The current publicly available AI chatbots remember every question that you ask them, as well as any other information you put into them. That information is then available to be used to respond to queries from other users. As a result, anything you type into it could become publicly known.
Then there’s a passage about accountability and accuracy that is similar to the advice offered in New Zealand:
The accuracy of any information you have been provided by an AI tool must be checked before it is used or relied upon.
Information provided by AI tools may be inaccurate, incomplete, misleading or out of date. Even if it purports to represent English law, it may not do so.

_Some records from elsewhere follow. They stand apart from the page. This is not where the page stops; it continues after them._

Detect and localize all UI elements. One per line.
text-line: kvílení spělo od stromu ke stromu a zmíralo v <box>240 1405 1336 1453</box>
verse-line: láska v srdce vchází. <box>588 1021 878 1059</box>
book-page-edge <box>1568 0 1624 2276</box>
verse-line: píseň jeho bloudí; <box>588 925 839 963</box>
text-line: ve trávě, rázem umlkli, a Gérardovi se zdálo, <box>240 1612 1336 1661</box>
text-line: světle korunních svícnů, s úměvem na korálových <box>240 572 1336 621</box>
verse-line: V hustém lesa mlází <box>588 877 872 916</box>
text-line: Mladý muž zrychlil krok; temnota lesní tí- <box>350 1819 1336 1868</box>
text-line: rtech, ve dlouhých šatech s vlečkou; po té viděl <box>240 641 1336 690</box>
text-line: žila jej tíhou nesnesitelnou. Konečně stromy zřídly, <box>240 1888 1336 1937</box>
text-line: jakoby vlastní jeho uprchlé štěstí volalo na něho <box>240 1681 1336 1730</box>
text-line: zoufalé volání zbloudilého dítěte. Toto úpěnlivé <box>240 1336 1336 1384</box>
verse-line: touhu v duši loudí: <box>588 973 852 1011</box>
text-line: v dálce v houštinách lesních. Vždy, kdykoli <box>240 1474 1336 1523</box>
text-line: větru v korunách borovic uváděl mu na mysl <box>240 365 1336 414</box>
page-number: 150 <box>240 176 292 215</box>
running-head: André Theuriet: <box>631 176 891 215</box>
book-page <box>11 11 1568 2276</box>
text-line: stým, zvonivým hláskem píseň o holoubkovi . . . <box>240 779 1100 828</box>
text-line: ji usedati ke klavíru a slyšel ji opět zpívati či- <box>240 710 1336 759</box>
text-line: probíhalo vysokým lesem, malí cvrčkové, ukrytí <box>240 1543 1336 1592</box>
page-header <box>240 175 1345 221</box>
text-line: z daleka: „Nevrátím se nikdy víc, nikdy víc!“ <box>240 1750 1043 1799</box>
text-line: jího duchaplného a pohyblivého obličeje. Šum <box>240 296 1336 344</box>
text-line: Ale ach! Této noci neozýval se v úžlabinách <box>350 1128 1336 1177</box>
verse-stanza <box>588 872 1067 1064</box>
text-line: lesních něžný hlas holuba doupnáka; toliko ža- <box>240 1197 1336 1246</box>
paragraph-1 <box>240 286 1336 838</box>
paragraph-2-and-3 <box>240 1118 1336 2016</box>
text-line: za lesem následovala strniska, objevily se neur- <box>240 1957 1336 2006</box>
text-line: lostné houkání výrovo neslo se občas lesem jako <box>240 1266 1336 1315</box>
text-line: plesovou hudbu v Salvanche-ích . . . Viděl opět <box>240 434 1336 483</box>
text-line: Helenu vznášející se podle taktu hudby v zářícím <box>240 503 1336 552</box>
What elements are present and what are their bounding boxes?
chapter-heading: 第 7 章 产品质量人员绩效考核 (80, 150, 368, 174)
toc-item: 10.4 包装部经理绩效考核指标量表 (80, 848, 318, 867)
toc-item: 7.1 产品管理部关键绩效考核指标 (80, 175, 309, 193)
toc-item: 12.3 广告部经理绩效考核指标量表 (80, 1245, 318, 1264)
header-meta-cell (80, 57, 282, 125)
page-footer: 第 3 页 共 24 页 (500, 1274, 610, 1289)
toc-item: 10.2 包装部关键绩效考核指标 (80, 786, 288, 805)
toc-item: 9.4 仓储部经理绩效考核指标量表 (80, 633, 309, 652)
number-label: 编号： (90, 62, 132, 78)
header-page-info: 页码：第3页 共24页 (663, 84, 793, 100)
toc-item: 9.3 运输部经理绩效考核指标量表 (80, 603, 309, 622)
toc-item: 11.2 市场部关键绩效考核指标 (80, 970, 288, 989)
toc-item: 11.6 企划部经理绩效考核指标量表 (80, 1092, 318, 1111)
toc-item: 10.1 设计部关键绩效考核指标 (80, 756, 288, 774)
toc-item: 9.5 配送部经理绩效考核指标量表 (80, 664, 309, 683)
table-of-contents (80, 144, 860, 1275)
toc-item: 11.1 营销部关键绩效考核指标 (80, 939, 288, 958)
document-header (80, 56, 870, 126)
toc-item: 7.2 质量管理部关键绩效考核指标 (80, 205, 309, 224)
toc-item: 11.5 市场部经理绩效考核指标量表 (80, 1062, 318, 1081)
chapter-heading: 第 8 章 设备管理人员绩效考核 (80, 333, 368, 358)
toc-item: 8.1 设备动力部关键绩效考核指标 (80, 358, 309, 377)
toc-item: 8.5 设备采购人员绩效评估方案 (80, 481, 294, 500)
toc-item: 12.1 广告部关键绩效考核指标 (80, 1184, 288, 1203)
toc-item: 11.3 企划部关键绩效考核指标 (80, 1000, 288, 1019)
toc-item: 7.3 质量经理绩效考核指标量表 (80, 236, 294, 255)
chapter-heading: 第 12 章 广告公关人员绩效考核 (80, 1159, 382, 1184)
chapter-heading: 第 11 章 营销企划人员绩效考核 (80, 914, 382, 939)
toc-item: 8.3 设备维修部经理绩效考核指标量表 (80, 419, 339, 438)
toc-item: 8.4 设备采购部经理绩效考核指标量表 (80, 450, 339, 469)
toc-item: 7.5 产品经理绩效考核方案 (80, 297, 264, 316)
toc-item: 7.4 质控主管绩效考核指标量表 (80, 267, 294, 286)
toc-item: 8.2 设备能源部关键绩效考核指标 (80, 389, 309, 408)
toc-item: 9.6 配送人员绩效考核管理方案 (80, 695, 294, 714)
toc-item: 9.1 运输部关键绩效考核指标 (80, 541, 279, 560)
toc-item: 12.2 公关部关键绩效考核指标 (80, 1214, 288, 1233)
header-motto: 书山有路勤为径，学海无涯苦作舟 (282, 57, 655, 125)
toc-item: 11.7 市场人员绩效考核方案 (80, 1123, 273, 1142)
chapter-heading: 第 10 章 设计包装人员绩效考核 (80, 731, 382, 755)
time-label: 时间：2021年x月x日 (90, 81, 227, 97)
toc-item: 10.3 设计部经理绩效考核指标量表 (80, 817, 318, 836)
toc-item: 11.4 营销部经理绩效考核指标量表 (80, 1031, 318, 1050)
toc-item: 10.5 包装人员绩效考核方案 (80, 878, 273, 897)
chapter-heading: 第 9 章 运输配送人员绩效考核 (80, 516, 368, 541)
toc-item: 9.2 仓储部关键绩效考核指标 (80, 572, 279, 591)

The advice offered on bias — information generated by AI will inevitably reflect errors and biases in its training data — is almost identical to what New Zealand judges are told. So is the guidance on maintaining security.
On disclosing their use of AI, judges in England and Wales are reminded they are not generally obliged to describe the research or preparatory work that goes into a judgment. Provided they follow the new guidelines, “there is no reason why generative AI could not be a potentially useful secondary tool”.
That’s similar to the guidance in New Zealand. And, like their counterparts, judges in England and Wales are advised about unrepresented litigants who may not realise that chatbots are prone to error.
Hallucinating
“Generative AI chatbots are known to produce false information that may appear true,” New Zealand judges are told. “This is called ‘hallucinating’.” I began to wonder whether I was hallucinating when I saw how similar the guidance for New Zealand judges was to the guidance for judges in England and Wales.
I strongly suspect that the officials responsible for these documents swapped drafts as they were being produced. But I’d like to imagine that drafters in one jurisdiction, having realised that the other was much further advanced, quietly opened up a generative chatbot and typed in the words “draft me some AI guidelines for judges operating in a common law system”.
Would that have been in England and Wales? Or New Zealand? No doubt AI will tell me that it never happened.
Universities have been using software called Turnitin for sometime now to detect plagiarism. It now also detects if AI has been used. So maybe its use will become common place in court. Unfortunately American spelling is becoming more and more common. Even the Scottish Government has resorted to using “license”instead of “licence”.
Since search engines now seem to be using AI which also seems to have crept into certain newspapers, I now have resorted to buying textbooks on a subject to be investigated. Newspapers are now disregarded in my household as I like facts not suppositions.